Faz também nas cartas meditações filosóficas, rumina várias leituras 
por vezes, de forma desconexa ,mas sempre retomando às problemáticas da liberdade de escolha:

“A velha máxima de Pascal ( 1623-62) é de que o homem é um caniço, mas um caniço pensante, poderia ser tomado com uma ênfase diferente pelo cidadão moderno de uma democracia.
Ele pensa, mas se sente como um caniço se curvando aos ventos gerados centralmente….
Tolstói (1828-1910) disse. “Os reis são escravos da história”. 
Quanto mais alto uma pessoa está na escala do poder, mais suas ações são determinadas.
 Para Tolstói, a liberdade é inteiramente pessoal.
 É livre o homem cuja condição é simples, autêntica – real.
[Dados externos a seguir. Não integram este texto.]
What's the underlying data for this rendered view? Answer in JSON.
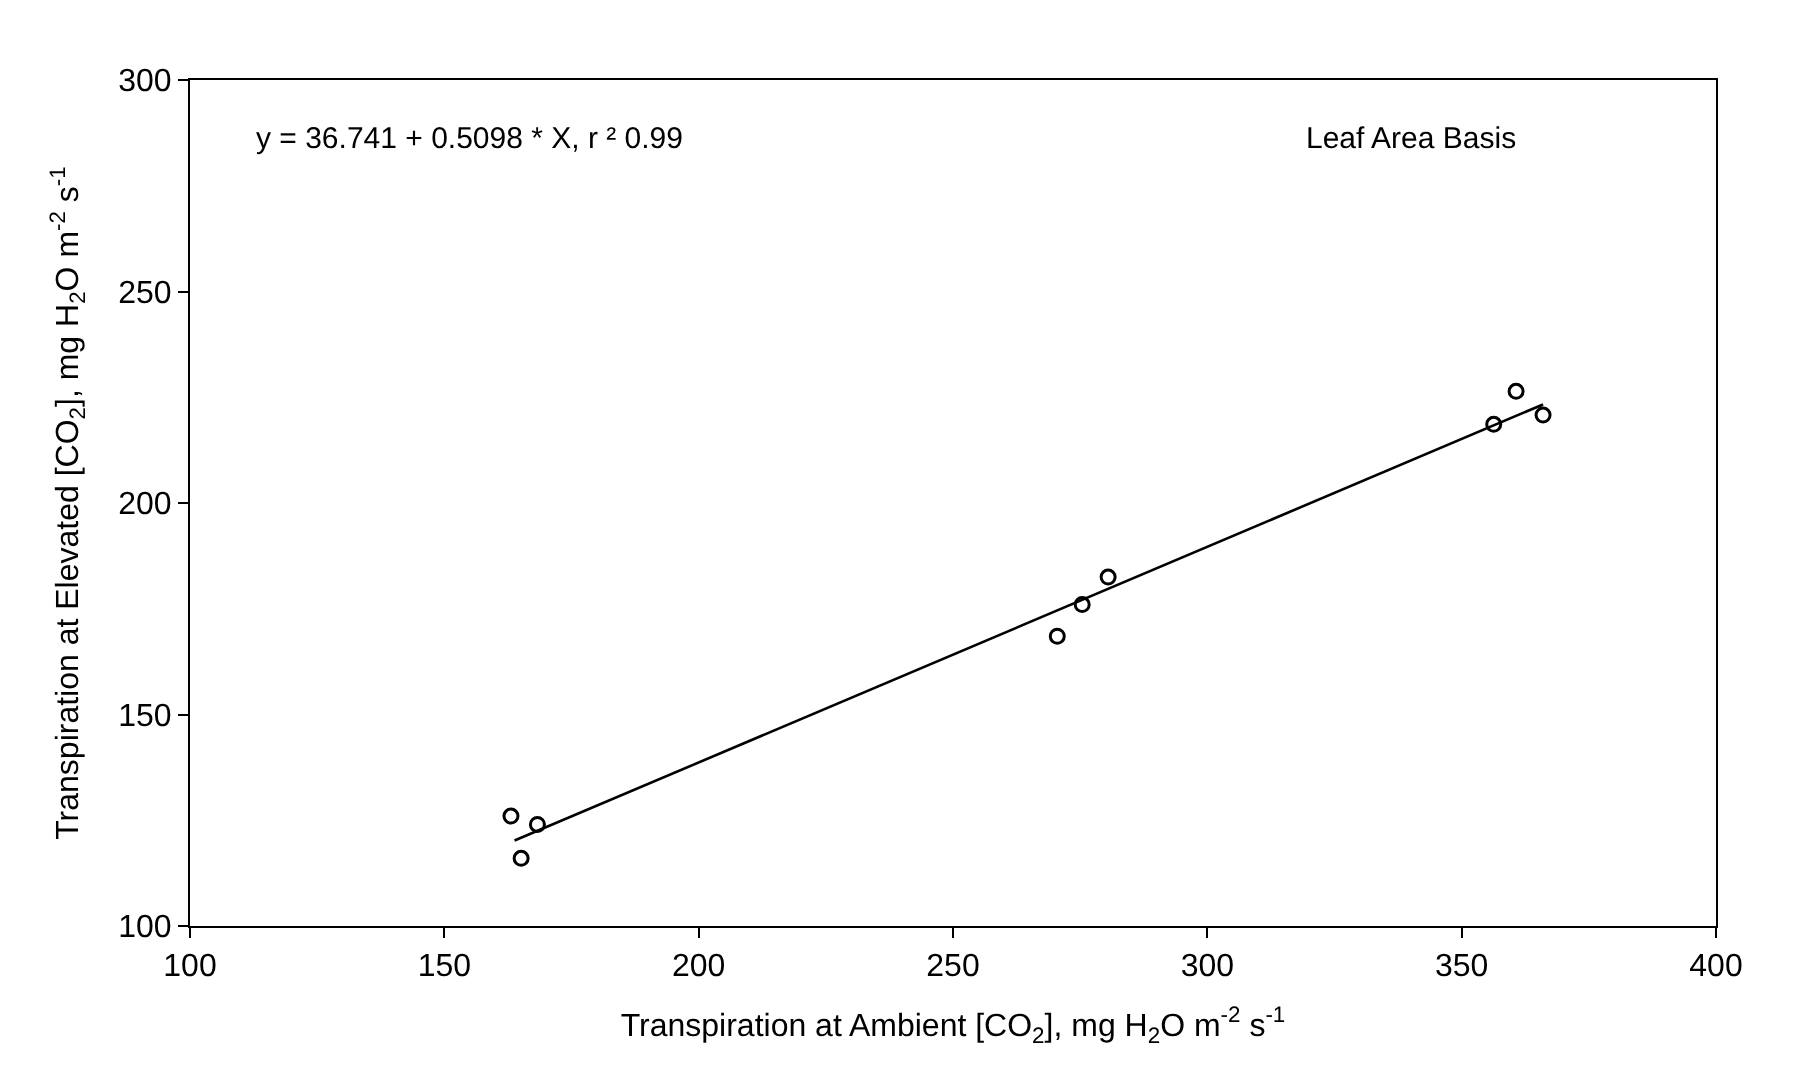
{
  "chart_data": {
    "type": "scatter",
    "xlabel": "Transpiration at Ambient [CO$_{2}$], mg H$_{2}$O m$^{-2}$ s$^{-1}$",
    "ylabel": "Transpiration at Elevated [CO$_{2}$], mg H$_{2}$O m$^{-2}$ s$^{-1}$",
    "annotations": [
      "y = 36.741 + 0.5098 * X, r ² 0.99",
      "Leaf Area Basis"
    ],
    "series": [
      {
        "color": "#000000",
        "marker": "circle",
        "x": [
          163.1,
          168.3,
          165.1,
          270.5,
          275.4,
          280.5,
          356.3,
          360.7,
          366.0
        ],
        "values": [
          126,
          124,
          116,
          168.5,
          176,
          182.5,
          218.6,
          226.4,
          220.8
        ]
      },
      {
        "type": "line",
        "color": "#000000",
        "line_style": "solid",
        "x": [
          163.8,
          366.0
        ],
        "values": [
          120.2,
          223.3
        ]
      }
    ],
    "xlim": [
      100,
      400
    ],
    "xticks": [
      100,
      150,
      200,
      250,
      300,
      350,
      400
    ],
    "ylim": [
      100,
      300
    ],
    "yticks": [
      100,
      150,
      200,
      250,
      300
    ],
    "grid": false
  }
}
Ser livre é estar liberado das limitações históricas”

“A premissa necessária é a de que um homem é de algum modo mais do que suas “características”, todas as emoções, batalhas, gostos e construções que ele gosta de chamar de “Minha Vida”. 
Temos fundamento para esperar que uma vida seja algo mais do que uma tal nuvem de partículas, mera facticidade. Esmiúce tudo o que é compreensível e concluirá que só o incompreensível pode proporcionar alguma luz.”

O incompreeensível pode proporcionar alguma luz, no meio de toda confusão espiritual Herzog sorri a cada lembrança que tem dos seus filhos. A vida segue , ele pensa em como as crianças compreendem bem o que é o amor! Encantado canta a canção favorita de sua pequena filha Junie:

“Três cigarras saíram cantando
Hei-ho nunca ficavam quietas
Estavam com o aluguel atrasado
Mas o dia todo, de peito aberto
Cantavam uma canção chamada Rillabyrillabay
Cantavam uma canção chamada Rillabyrill”

Como disse Sócrates :

“A vida não examinada não vale a pena ser vivida pelo homem

 Por mais difícil que seja a crise que você esteja enfrentando, Herzog ensina : mantenha o peito aberto, e reveja seu percurso. Entendi com o filósofo Louis Lavelle que a escrita sempre pressupõe uma longa conversa consigo mesmo, que aspira a se tornar uma longa conversa com todos os homens. Sua função não é de “eternizar o que passa mas de extrair daquilo que passa o que é eterno, o que não passa” compreendendo a escrita como um exercício interior permanente, podemos encontrar uma forma de lidar  com as contradições e meditar sobre o nosso comportamento. Abrir a alma sem fechar os outros em esquemas mentais, enriquecer o seu imaginário e escutar as particularidades de cada um.